Exogenous Melatonin Enhances Waterlogging Tolerance in Sesame by Modulating Physiological, Biochemical, and Proteomic Responses

ABSTRACT Waterlogging is a major abiotic stress that severely impedes sesame growth and productivity. Melatonin has emerged as a multifaceted regulator in plant stress responses, but its protective mechanisms against waterlogging in sesame, particularly at the proteomic level, remain largely unexplored. A pot experiment was conducted using two sesame genotypes with contrasting waterlogging tolerance (sensitive JHM and tolerant PYH) under well‐drained, waterlogging, and waterlogging with melatonin pretreatment conditions. Results showed that waterlogging significantly inhibited plant growth, impaired root architecture, and induced oxidative stress, with more severe impacts on sensitive genotype JHM. Exogenous melatonin application markedly mitigated these adverse effects, reducing the decline in plant height and root growth parameters. Melatonin balanced osmotic pressure by modulating proline and soluble protein content, alleviated oxidative damage by decreasing MDA and H₂O₂ accumulation, and enhanced the activities of SOD, POD, and CAT. It also ameliorated stress signaling by downregulating the accumulation of ABA and ACC, while elevating endogenous melatonin levels. The PYH possessed a superior constitutive antioxidant capacity and hormonal stability, while melatonin was particularly beneficial for JHM. Proteomic analysis identified 1846 differentially expressed proteins (DEPs) in roots of JHM between waterlogged and melatonin‐treated plants.
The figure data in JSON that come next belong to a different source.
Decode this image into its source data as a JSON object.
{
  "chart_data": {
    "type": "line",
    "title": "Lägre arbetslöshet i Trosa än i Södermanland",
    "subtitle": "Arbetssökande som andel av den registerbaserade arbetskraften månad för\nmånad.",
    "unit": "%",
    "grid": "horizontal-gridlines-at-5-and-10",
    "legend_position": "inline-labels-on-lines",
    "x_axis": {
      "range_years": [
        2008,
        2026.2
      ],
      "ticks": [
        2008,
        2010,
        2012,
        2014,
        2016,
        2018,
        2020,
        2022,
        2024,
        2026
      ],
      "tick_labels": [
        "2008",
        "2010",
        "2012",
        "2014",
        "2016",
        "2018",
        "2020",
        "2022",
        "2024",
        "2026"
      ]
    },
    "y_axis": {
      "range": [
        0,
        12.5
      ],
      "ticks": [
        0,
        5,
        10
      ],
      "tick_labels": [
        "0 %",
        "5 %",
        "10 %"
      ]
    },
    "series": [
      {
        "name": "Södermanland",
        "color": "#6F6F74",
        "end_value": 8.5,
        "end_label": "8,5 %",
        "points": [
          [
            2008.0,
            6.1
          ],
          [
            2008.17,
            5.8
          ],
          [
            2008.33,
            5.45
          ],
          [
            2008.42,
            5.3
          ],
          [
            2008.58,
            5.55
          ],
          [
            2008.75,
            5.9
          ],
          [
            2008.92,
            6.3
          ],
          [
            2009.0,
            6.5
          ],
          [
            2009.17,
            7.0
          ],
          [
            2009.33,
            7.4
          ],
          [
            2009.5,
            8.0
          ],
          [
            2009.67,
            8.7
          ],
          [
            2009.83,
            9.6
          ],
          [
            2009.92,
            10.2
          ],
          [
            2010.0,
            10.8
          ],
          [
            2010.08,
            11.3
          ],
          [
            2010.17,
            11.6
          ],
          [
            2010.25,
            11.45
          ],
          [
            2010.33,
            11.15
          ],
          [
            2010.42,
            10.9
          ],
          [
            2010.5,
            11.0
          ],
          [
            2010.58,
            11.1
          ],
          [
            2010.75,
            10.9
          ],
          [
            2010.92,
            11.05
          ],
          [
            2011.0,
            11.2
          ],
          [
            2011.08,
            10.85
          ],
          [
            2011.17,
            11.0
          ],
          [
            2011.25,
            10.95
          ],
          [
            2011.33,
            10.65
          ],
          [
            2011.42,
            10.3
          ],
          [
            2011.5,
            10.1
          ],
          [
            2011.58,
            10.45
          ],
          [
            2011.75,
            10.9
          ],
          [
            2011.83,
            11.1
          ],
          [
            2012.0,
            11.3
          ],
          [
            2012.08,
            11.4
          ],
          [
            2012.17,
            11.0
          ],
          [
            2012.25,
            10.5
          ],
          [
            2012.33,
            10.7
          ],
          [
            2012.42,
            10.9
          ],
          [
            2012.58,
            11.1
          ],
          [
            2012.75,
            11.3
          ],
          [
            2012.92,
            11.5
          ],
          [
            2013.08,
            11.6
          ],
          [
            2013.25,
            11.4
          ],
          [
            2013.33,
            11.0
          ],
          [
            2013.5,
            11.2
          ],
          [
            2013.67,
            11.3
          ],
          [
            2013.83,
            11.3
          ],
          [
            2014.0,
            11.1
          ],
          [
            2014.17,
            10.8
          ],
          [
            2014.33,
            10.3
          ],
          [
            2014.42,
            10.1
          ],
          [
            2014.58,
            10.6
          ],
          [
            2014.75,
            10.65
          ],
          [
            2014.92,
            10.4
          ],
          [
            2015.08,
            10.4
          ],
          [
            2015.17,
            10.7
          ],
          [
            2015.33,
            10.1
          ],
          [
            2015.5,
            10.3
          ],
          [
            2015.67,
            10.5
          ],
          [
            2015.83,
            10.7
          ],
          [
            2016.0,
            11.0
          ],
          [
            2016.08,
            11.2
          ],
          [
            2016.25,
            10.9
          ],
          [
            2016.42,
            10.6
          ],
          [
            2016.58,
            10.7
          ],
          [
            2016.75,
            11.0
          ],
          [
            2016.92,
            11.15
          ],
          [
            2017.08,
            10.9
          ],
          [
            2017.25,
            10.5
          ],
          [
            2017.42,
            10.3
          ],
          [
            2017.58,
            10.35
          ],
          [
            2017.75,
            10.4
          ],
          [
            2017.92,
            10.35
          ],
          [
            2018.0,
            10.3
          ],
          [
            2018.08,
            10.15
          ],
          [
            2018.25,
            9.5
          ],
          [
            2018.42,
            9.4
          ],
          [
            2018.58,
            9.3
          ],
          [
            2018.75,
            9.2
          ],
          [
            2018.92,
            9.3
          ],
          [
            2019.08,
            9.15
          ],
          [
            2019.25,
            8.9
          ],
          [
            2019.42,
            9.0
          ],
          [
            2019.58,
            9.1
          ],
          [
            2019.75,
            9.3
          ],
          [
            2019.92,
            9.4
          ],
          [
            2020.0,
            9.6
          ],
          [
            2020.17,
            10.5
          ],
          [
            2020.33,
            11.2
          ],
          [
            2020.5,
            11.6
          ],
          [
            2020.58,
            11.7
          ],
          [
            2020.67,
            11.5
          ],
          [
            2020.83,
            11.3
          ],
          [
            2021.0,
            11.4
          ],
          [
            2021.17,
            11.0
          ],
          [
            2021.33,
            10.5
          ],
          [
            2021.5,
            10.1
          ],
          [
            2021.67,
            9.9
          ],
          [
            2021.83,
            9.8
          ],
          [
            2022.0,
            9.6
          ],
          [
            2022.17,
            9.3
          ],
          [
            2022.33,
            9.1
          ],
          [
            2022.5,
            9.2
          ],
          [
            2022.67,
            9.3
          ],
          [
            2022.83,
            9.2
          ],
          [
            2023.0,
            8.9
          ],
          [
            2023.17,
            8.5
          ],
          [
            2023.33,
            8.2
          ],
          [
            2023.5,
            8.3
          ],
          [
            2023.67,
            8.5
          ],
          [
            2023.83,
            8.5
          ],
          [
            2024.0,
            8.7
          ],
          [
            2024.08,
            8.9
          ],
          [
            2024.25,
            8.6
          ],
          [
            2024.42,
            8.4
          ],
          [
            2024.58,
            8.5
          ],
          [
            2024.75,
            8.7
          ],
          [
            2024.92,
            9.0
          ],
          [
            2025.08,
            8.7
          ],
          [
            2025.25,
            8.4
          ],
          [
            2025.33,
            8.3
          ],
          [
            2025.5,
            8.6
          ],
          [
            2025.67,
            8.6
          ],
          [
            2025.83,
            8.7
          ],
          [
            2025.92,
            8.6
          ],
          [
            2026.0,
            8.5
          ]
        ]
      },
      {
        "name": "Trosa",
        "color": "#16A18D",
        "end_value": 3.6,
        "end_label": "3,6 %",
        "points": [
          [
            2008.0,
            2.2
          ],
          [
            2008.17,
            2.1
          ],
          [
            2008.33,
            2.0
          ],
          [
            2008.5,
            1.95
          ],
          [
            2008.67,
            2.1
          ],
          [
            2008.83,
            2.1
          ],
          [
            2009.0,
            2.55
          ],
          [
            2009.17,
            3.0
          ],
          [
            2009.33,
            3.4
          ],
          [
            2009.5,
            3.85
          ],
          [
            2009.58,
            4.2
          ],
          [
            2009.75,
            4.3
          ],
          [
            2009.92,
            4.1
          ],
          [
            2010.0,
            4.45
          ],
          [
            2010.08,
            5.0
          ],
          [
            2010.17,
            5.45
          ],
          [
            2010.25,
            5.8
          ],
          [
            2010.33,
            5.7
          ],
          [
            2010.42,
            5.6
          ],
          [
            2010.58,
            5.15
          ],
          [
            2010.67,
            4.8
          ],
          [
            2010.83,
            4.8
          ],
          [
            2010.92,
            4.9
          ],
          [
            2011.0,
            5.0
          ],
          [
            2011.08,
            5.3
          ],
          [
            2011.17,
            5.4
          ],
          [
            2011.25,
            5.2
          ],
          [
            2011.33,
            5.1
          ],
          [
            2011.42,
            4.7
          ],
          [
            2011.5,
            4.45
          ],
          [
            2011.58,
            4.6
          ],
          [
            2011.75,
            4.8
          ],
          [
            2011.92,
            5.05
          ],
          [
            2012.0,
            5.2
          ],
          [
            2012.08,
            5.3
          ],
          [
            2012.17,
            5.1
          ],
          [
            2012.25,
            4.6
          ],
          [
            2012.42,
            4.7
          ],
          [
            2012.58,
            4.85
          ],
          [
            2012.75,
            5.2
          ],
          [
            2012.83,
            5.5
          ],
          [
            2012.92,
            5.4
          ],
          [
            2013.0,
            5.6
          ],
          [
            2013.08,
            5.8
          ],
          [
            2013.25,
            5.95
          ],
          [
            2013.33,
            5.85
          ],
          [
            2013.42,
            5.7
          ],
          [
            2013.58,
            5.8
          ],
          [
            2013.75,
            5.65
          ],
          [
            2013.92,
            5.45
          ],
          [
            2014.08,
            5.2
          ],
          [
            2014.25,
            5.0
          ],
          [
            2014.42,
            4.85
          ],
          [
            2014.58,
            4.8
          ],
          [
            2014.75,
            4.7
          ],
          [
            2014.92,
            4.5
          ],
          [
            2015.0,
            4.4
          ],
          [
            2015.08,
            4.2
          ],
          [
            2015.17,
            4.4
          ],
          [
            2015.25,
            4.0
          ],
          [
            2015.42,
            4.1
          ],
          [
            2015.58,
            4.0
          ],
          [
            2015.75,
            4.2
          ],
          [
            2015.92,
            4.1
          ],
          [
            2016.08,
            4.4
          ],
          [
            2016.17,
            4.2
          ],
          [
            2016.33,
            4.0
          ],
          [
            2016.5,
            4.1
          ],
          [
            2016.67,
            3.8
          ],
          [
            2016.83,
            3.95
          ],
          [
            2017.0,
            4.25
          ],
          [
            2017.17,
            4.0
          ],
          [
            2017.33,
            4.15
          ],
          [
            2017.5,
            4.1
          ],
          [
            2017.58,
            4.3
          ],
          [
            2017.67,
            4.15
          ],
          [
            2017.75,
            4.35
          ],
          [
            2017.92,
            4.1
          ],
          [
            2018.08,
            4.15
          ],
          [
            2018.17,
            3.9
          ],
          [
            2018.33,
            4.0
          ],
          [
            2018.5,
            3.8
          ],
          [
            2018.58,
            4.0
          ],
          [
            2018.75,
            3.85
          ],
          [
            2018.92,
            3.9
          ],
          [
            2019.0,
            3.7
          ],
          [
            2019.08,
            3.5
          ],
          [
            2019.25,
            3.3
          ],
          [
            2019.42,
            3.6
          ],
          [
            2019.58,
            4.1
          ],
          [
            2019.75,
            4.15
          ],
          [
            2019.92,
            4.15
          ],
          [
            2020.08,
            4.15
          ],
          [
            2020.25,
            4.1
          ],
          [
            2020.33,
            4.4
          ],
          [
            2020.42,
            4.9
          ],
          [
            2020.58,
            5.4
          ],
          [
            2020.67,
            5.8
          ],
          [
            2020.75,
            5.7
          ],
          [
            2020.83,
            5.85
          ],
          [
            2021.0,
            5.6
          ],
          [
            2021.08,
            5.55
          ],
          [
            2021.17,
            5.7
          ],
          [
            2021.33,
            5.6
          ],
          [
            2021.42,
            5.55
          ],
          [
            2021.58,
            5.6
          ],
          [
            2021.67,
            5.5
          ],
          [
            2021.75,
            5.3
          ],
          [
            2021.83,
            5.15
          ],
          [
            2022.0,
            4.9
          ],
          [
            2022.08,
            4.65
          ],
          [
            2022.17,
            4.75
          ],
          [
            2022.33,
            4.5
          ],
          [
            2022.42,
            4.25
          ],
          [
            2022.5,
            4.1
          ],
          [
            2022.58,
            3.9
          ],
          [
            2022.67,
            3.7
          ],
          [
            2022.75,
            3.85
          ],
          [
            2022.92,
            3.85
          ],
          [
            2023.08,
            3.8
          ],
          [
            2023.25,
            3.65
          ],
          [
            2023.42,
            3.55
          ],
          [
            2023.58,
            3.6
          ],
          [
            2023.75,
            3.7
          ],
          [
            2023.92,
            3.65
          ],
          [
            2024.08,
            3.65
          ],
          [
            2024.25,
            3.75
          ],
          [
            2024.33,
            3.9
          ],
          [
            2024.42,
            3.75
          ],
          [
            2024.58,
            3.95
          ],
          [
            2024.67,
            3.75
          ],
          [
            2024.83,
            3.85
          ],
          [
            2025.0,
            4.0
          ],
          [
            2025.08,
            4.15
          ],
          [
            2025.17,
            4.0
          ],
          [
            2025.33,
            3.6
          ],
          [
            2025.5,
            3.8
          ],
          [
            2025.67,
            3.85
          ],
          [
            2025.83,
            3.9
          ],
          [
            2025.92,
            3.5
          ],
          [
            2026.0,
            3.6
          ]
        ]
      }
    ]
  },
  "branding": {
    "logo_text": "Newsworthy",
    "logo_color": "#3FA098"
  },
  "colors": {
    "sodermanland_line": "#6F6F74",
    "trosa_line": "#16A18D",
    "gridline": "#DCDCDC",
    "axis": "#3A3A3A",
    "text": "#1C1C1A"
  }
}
These DEPs were predominantly enriched in metabolic pathways, phenylpropanoid biosynthesis, glutathione metabolism, and ROS metabolic processes. MT priming upregulated the expression of superoxide dismutase peroxidase 7, and peroxidase 15‐like while downregulated hydrogen peroxide induced protein 1, which were consistent with the results of physiological analysis in JMH. Protein‐protein interaction analysis highlighted key proteins like RPL6 and RPL4 as potential hubs within the melatonin‐mediated ROS metabolic network. This study provides a comprehensive physiological and molecular elucidation of the multifaceted mechanisms by which melatonin confers waterlogging tolerance, establishing a theoretical foundation for its application in waterlogged regions.